Rombongan Harley-Davidson Ditilang Polisi di Jakarta

Krisna Wicaksono
·Bacaan 1 menit

VIVA – Empat motor gede yang sedang melintas di Jalan Medan Merdeka Barat, Jakarta Pusat diberhentikan oleh tim dari Satuan Pengawalan Ditlantas Polda Metro Jaya.

dikutip VIVA Otomotif dari laman Instagram @satpatwalpoldametrojaya, Senin 29 maret 2021, kendaraan beroda dua jenis Harley-Davidson tersebut dianggap melanggar peraturan lalu lintas, terkait penggunaan lampu strobo dan rotator.
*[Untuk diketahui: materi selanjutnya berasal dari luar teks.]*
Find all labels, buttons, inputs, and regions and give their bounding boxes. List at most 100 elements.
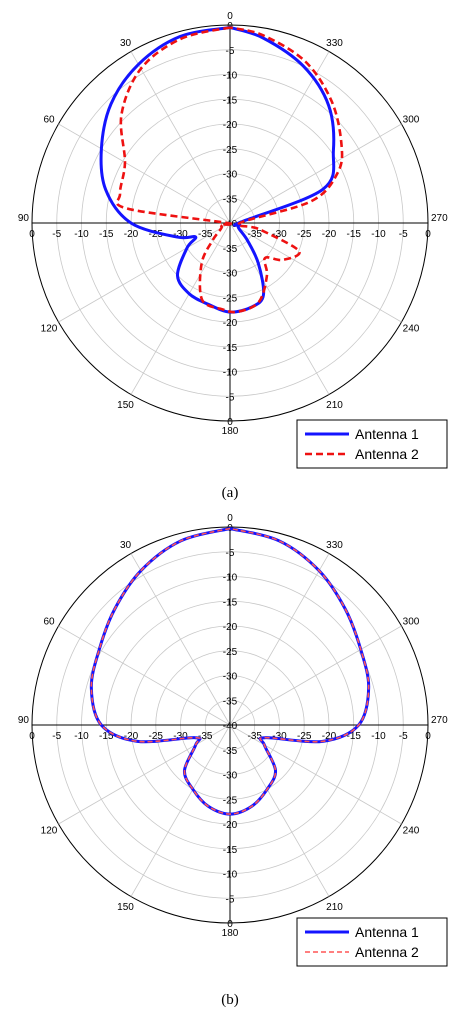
r-tick-label: -30 [173,731,188,742]
r-tick-label: -10 [223,870,238,881]
legend-label: Antenna 1 [355,426,419,442]
r-tick-label: -5 [52,731,61,742]
angle-label: 240 [403,826,420,837]
series-line-2 [90,527,370,815]
r-tick-label: 0 [227,417,233,428]
r-tick-label: -5 [226,46,235,57]
r-tick-label: -20 [322,731,337,742]
panel-label: (b) [221,992,239,1008]
r-tick-label: -15 [99,229,114,240]
r-tick-label: -15 [347,229,362,240]
r-tick-label: -5 [52,229,61,240]
angle-label: 300 [403,115,420,126]
series-line-1 [99,25,336,314]
r-tick-label: -25 [297,731,312,742]
grid-spoke [229,625,402,726]
angle-label: 0 [227,11,233,22]
angle-label: 180 [222,928,239,939]
grid-spoke [130,51,231,224]
r-tick-label: -10 [371,229,386,240]
r-tick-label: -20 [322,229,337,240]
r-tick-label: 0 [227,919,233,930]
r-tick-label: -30 [173,229,188,240]
angle-label: 120 [41,324,58,335]
angle-label: 300 [403,617,420,628]
polar-chart-b: 000 0-5-5-5 -5-10-10-10 -10-15-15-15 -15-20-… [18,513,448,1008]
angle-label: 330 [326,540,343,551]
panel-label: (a) [222,485,239,501]
r-tick-label: -25 [149,731,164,742]
r-tick-label: -15 [99,731,114,742]
r-tick-label: -20 [223,622,238,633]
r-tick-label: -30 [223,170,238,181]
angle-label: 210 [326,902,343,913]
angle-label: 270 [431,213,448,224]
r-tick-label: -35 [198,731,213,742]
grid-spoke [229,51,330,224]
legend-box [296,419,448,469]
legend: Antenna 1 Antenna 2 [296,917,448,967]
grid-spoke [229,222,402,323]
angle-label: 30 [120,38,132,49]
grid-spoke [229,724,330,897]
r-tick-label: -25 [223,145,238,156]
angle-label: 60 [43,115,55,126]
r-tick-label: -35 [223,194,238,205]
grid-spoke [229,724,402,825]
r-tick-label: -30 [272,731,287,742]
r-tick-label: -35 [248,229,263,240]
legend-label: Antenna 2 [355,446,419,462]
r-tick-label: -40 [223,721,238,732]
r-tick-label: -10 [223,573,238,584]
r-tick-label: -15 [223,597,238,608]
r-tick-label: 0 [425,229,431,240]
angle-label: 0 [227,513,233,524]
r-tick-label: -25 [223,795,238,806]
series-line-2 [115,26,344,314]
r-tick-label: -15 [223,95,238,106]
angle-label: 60 [43,617,55,628]
r-tick-label: -10 [223,71,238,82]
grid-spoke [58,222,231,323]
r-tick-label: -15 [223,845,238,856]
r-tick-label: -20 [223,820,238,831]
r-tick-label: -35 [198,229,213,240]
angle-label: 90 [18,213,30,224]
r-tick-label: -25 [297,229,312,240]
angle-label: 240 [403,324,420,335]
grid-spoke [58,625,231,726]
r-tick-label: -30 [272,229,287,240]
legend-label: Antenna 2 [355,944,419,960]
r-tick-label: -10 [74,731,89,742]
grid-spoke [229,123,402,224]
r-tick-label: -35 [223,244,238,255]
angle-label: 150 [117,902,134,913]
grid-spoke [130,222,231,395]
legend: Antenna 1 Antenna 2 [296,419,448,469]
r-tick-label: -5 [399,731,408,742]
r-tick-label: -30 [223,269,238,280]
r-tick-label: 0 [425,731,431,742]
r-tick-label: -35 [248,731,263,742]
legend-label: Antenna 1 [355,924,419,940]
grid-spoke [229,222,330,395]
r-tick-label: -20 [223,318,238,329]
r-tick-label: -35 [223,696,238,707]
grid-spoke [130,724,231,897]
r-tick-label: -20 [124,731,139,742]
angle-label: 330 [326,38,343,49]
r-tick-label: -10 [223,368,238,379]
r-tick-label: 0 [227,21,233,32]
legend-box [296,917,448,967]
r-tick-label: -15 [347,731,362,742]
angle-label: 120 [41,826,58,837]
r-tick-label: -35 [223,746,238,757]
angle-label: 270 [431,715,448,726]
polar-chart-a: 000 0-5-5-5 -5-10-10-10 -10-15-15-15 -15-20-… [18,11,448,501]
r-tick-label: -10 [371,731,386,742]
angle-label: 150 [117,400,134,411]
r-tick-label: -20 [124,229,139,240]
r-tick-label: 0 [29,731,35,742]
r-tick-label: -30 [223,672,238,683]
Aksi ini mematahkan stigma yang selama ini melekat di jajaran Polri, di mana banyak warga memandang petugas tidak berani menindak para pemilik motor mahal tersebut.

“Semua sama. Tetap dilakukan pemeriksaan dan penindakan. Yang lengkap silahkan jalan lagi, tapi kalau ga lengkap / tidak standar kuy motornya kita ajak nginep dulu di polda yak,” tulis pemilik akun.
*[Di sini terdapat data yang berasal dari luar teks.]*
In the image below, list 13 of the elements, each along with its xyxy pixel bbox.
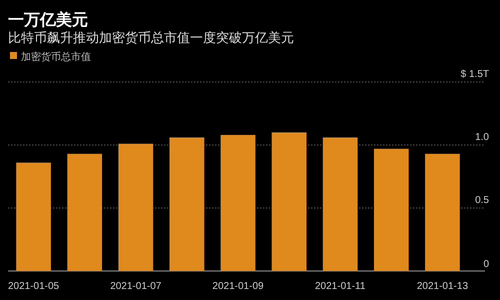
- y-tick-label: 1.0: [475, 132, 490, 143]
- y-tick-label: $ 1.5T: [460, 69, 489, 80]
- y-tick-label: 0.5: [475, 195, 490, 206]
- legend-label: 加密货币总市值: [21, 51, 91, 63]
- x-tick-label: 2021-01-07: [110, 281, 162, 292]
- legend: 加密货币总市值: [10, 52, 91, 63]
- x-tick-label: 2021-01-11: [315, 281, 366, 292]
- x-tick-label: 2021-01-05: [8, 281, 60, 292]
- chart-subtitle: 比特币飙升推动加密货币总市值一度突破万亿美元: [8, 30, 294, 45]
- chart-title: 一万亿美元: [8, 10, 88, 29]
- x-tick-label: 2021-01-13: [416, 281, 468, 292]
- x-tick-label: 2021-01-09: [212, 281, 264, 292]
- y-tick-label: 0: [483, 259, 490, 270]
Dipimpin oleh AKP Harnas Prihandito, tim meminta semua pengendara untuk turun dan memeriksa kelengkapan, termasuk apakah motor dibekali dengan surat-surat resmi.

Pemeriksaan dilakukan secara detail, hingga ke pengecekan nomor rangka dan mesin motor Harley-Davidson tipe Touring yang banderol per unitnya mencapai Rp1 miliar itu.

“Kami menghimbau kepada masyarakat pengguna jalan agar selalu tertib dijalan. Jangan menggunakan Rotator / strobo di kendaraan yang bukan Peruntukanya,” kata pemilik akun.

Sebagai informasi, sesuai dengan Undang-Undang nomor 22 tahun 2009 tentang Lalu Lintas dan Angkutan Jalan, hanya kendaraan khusus saja yang diizinkan untuk menggunakan lampu rotator dan sirine.

Lampu isyarat warna biru dan sirene digunakan untuk mobil petugas Kepolisian Negara Republik Indonesia, sementara warna merah dan sirene digunakan untuk mobil tahanan, pengawalan Tentara Nasional Indonesia, pemadam kebakaran, ambulans, palang merah, serta mobil jenazah.

Sementara itu, lampu isyarat warna kuning tanpa sirene digunakan untuk mobil patroli jalan tol, pengawasan sarana dan Prasarana Lalu Lintas dan Angkutan Jalan, perawatan dan pembersihan fasilitas umum, menderek Kendaraan, dan angkutan barang khusus.